BC: Do you follow the industry news? What’s your opinion of the Bitcoin environment at the moment?
CG: I have followed the industry news closely over the past three years, and there is always something exciting happening in Bitcoin. I think that the industry is evolving and maturing with time, but there is still a long road ahead. There are some solid industry players with experience and poise that have been around since the beginning and provide some professionalism and maturity to the industry. As an industry insider and someone who came to this new space with 14 years of previous experience, I see a unique dynamic when it comes to the environment in this community, and I hope the solid professional players balance out some of the less admirable attributes.
The industry gets in its own way more than anything else. If there were more a community focus, we would get further faster. Ultimately, the technology itself is so revolutionary that it will prevail and have sweeping impacts, it is only yet to be seen who will be at the forefront – our own industry pioneers and leaders who blazed this trail, or the traditional players who leap frog us while we flounder about.
BC: What’s the overall mission for BitGive in the future?
CG: As the flagship nonprofit organization for Bitcoin and Blockchain, we aim to leverage the technology and the industry to help nonprofits succeed, ultimately driving more impact across the globe through charitable organizations.
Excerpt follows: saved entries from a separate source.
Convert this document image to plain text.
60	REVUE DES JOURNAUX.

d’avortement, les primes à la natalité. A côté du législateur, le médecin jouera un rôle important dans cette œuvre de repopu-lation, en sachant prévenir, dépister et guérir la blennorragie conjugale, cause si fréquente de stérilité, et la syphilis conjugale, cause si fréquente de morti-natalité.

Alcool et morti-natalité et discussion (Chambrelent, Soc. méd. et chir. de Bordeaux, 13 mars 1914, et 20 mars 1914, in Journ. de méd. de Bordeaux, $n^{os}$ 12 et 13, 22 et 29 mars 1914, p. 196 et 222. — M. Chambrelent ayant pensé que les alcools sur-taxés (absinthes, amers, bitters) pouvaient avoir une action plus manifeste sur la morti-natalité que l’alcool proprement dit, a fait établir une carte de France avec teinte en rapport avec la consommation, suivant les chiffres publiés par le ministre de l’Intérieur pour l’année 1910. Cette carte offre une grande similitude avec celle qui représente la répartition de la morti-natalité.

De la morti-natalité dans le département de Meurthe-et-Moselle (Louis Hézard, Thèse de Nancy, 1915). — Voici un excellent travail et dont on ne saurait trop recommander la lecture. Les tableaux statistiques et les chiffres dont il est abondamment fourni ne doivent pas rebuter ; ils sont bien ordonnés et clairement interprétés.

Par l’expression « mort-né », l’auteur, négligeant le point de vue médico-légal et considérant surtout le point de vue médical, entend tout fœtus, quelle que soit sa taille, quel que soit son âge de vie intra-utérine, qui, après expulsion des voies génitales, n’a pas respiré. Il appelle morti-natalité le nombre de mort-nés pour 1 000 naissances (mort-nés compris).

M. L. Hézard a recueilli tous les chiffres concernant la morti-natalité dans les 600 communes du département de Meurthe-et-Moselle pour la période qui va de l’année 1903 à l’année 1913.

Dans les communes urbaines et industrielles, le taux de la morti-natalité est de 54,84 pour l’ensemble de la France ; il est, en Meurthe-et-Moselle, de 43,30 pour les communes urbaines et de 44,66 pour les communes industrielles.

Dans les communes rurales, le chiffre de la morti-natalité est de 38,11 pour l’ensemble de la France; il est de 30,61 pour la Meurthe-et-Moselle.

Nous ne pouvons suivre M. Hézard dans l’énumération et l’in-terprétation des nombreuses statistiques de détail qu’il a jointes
Our early-stage work has matched the scale of our resources, and the status of the industry as a whole, and thus has been focused on smaller-scale projects. Ultimately, as the industry matures, we are the Bitcoin and Blockchain philanthropic foundation poised to represent the industry as it desires to give back. It was envisioned as somewhat of a Gates Foundation but instead for the Bitcoin industry as a whole and focused on leveraging the technology as well as making financial contributions to nonprofits around the world.
Thank you, Connie, for talking with us and letting us know first hand how Bitcoin and charitable giving is the wave of the future. Good luck with future endeavors.